Ella Kim, 4R
Iraq is a beautiful country built on a long history rich in culture. The traditional Iraq cuisine consists of rice with soup and sauces, served with lamb and vegetables. Traditionally, holidays are celebrated by sacrificing a lamb or goat, but in modern-day, these celebrations are kept to a minimum.
In the past, Iraq's economy depended on agriculture. In the 1970's, the economy skyrocketed when oil production was popularized. However today, its economy is struggling. After the Persian Gulf War, Iraq was left in a position in which it cannot trade with any countries. The two biggest industries that Iraq is widely known for is oil production and agriculture.
- Iraq's development began in Mesopotamia, otherwise known as the "Land between rivers"

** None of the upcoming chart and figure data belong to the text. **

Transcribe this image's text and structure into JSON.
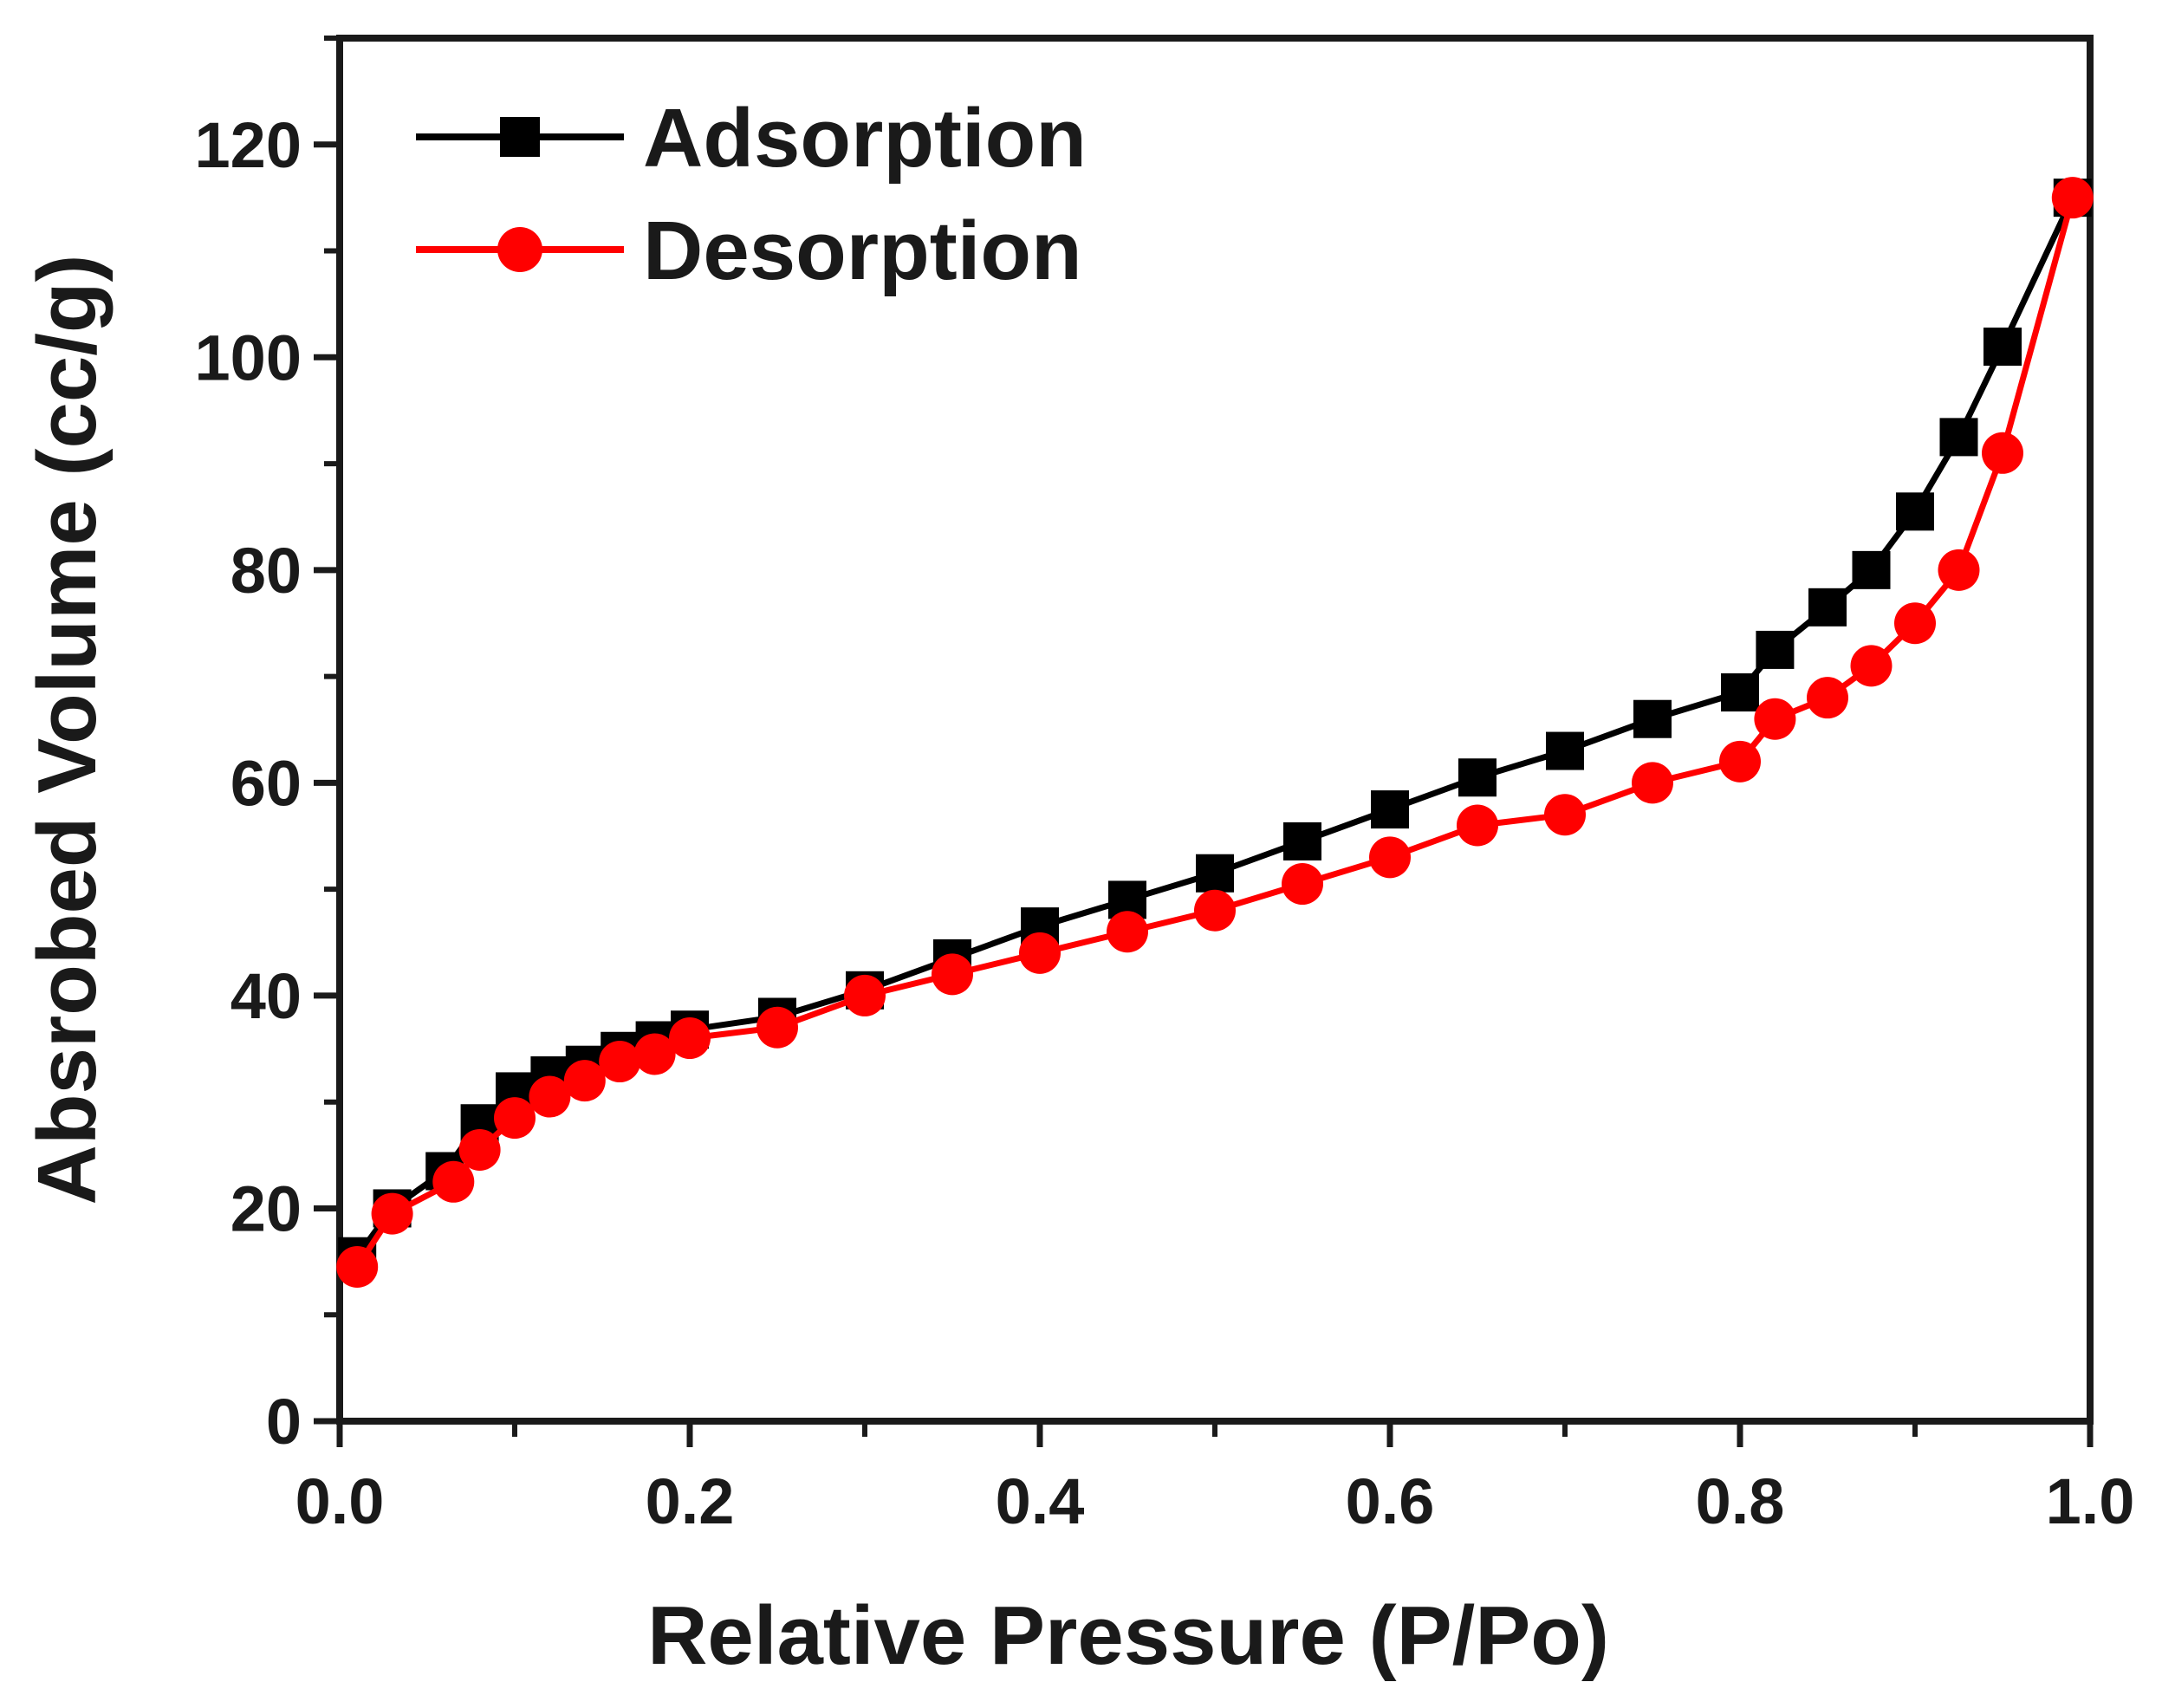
{
  "chart_data": {
    "type": "line",
    "title": "",
    "xlabel": "Relative Pressure (P/Po)",
    "ylabel": "Absrobed Volume (cc/g)",
    "xlim": [
      0.0,
      1.0
    ],
    "ylim": [
      0,
      130
    ],
    "xticks": [
      0.0,
      0.2,
      0.4,
      0.6,
      0.8,
      1.0
    ],
    "xtick_labels": [
      "0.0",
      "0.2",
      "0.4",
      "0.6",
      "0.8",
      "1.0"
    ],
    "yticks": [
      0,
      20,
      40,
      60,
      80,
      100,
      120
    ],
    "ytick_labels": [
      "0",
      "20",
      "40",
      "60",
      "80",
      "100",
      "120"
    ],
    "grid": false,
    "legend_position": "top-left",
    "series": [
      {
        "name": "Adsorption",
        "color": "#000000",
        "marker": "square",
        "x": [
          0.01,
          0.03,
          0.06,
          0.08,
          0.1,
          0.12,
          0.14,
          0.16,
          0.18,
          0.2,
          0.25,
          0.3,
          0.35,
          0.4,
          0.45,
          0.5,
          0.55,
          0.6,
          0.65,
          0.7,
          0.75,
          0.8,
          0.82,
          0.85,
          0.875,
          0.9,
          0.925,
          0.95,
          0.99
        ],
        "y": [
          15.5,
          20,
          23.5,
          28,
          31,
          32.5,
          33.5,
          34.8,
          35.8,
          36.8,
          38,
          40.5,
          43.5,
          46.5,
          49,
          51.5,
          54.5,
          57.5,
          60.5,
          63,
          66,
          68.5,
          72.5,
          76.5,
          80,
          85.5,
          92.5,
          101,
          115
        ]
      },
      {
        "name": "Desorption",
        "color": "#ff0000",
        "marker": "circle",
        "x": [
          0.01,
          0.03,
          0.065,
          0.08,
          0.1,
          0.12,
          0.14,
          0.16,
          0.18,
          0.2,
          0.25,
          0.3,
          0.35,
          0.4,
          0.45,
          0.5,
          0.55,
          0.6,
          0.65,
          0.7,
          0.75,
          0.8,
          0.82,
          0.85,
          0.875,
          0.9,
          0.925,
          0.95,
          0.99
        ],
        "y": [
          14.5,
          19.5,
          22.5,
          25.5,
          28.5,
          30.5,
          32,
          33.8,
          34.5,
          36,
          37,
          40,
          42,
          44,
          46,
          48,
          50.5,
          53,
          56,
          57,
          60,
          62,
          66,
          68,
          71,
          75,
          80,
          91,
          115
        ]
      }
    ]
  }
}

- The first Islamic Civil war struck in 656-661 AD, with the second following closely behind at 683-685 AD
- 1927 is the beginning of the oil production, when it was discovered north of Kirkuk
- Kuwait is claimed as part of Iraq in the year 1961
- In 1998, Iraq cancels cooperation with the UN's special Commission, and also terminate trade with foreign countries as a result.

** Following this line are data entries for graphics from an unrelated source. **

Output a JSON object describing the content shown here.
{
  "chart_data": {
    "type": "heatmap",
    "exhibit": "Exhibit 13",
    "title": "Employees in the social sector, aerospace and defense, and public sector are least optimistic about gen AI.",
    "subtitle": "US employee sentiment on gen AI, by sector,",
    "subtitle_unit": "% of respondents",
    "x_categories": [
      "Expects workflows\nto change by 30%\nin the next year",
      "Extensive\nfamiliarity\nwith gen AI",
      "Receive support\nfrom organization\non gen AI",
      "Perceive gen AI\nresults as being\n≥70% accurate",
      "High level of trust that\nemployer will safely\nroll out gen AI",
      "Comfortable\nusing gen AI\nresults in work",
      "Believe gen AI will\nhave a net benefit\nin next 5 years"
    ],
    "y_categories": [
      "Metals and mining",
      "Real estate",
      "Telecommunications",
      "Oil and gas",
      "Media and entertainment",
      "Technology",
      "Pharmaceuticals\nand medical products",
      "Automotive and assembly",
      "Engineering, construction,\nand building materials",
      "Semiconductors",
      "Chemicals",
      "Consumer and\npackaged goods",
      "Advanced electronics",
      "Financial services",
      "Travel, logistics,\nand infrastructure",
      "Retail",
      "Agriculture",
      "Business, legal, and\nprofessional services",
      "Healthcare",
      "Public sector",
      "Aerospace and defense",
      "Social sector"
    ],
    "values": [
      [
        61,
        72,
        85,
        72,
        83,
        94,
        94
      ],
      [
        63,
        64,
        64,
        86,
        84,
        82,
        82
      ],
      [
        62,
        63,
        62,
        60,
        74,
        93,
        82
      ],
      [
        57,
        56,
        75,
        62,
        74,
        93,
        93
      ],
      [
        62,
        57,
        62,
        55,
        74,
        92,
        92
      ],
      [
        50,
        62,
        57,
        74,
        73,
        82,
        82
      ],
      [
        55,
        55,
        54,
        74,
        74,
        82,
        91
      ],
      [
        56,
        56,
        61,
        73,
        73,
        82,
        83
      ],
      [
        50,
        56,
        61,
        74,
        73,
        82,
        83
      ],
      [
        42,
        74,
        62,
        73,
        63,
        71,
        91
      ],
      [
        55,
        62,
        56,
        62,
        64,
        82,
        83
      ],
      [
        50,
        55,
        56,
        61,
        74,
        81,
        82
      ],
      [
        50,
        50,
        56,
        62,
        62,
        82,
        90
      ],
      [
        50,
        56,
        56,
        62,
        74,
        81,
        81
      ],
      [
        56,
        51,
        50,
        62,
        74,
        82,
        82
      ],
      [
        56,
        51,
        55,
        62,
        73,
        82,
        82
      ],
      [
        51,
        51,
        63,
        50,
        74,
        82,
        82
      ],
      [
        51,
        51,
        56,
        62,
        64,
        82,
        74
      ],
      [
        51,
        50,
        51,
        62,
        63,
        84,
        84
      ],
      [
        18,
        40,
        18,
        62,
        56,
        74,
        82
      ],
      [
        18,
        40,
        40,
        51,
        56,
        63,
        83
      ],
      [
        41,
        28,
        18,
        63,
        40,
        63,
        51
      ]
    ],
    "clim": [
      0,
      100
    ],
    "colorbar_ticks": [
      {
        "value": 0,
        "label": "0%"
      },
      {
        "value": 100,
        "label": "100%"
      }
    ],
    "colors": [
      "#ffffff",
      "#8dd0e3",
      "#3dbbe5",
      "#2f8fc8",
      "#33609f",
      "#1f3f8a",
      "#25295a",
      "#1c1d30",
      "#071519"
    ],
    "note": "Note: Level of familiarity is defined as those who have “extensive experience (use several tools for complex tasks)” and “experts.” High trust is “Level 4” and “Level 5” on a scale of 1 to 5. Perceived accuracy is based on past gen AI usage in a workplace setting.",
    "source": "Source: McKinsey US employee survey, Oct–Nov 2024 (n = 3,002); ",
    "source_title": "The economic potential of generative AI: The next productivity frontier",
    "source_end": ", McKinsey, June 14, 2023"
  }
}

The Islamic government is not one which can be compared to others in modern-day. It works in a constitutional sense, where those who rule the country must abide by a certain set of rules and conditions.
Iraq is located in the middle east, bordered by Jordan, Saudi Arabia, Syria and Turkey. It sits between 33° N and 44° E. The capitol of the country is Baghdad, which has a population of about 30,400,000 people. Some of the biggest cities in Iraq, not including Baghdad are Basra, Mosul, Erib, and Najaf. Iraq is very diverse geographically. It has four regions: The desert, Upper Mesopotamia, the Northern Highlands of Iraqi Kurdistan, and lower Mesopotamia. The climate of Iraq is subtropical, which is influenced mainly by the desert areas and the humidity of the Persian Gulf.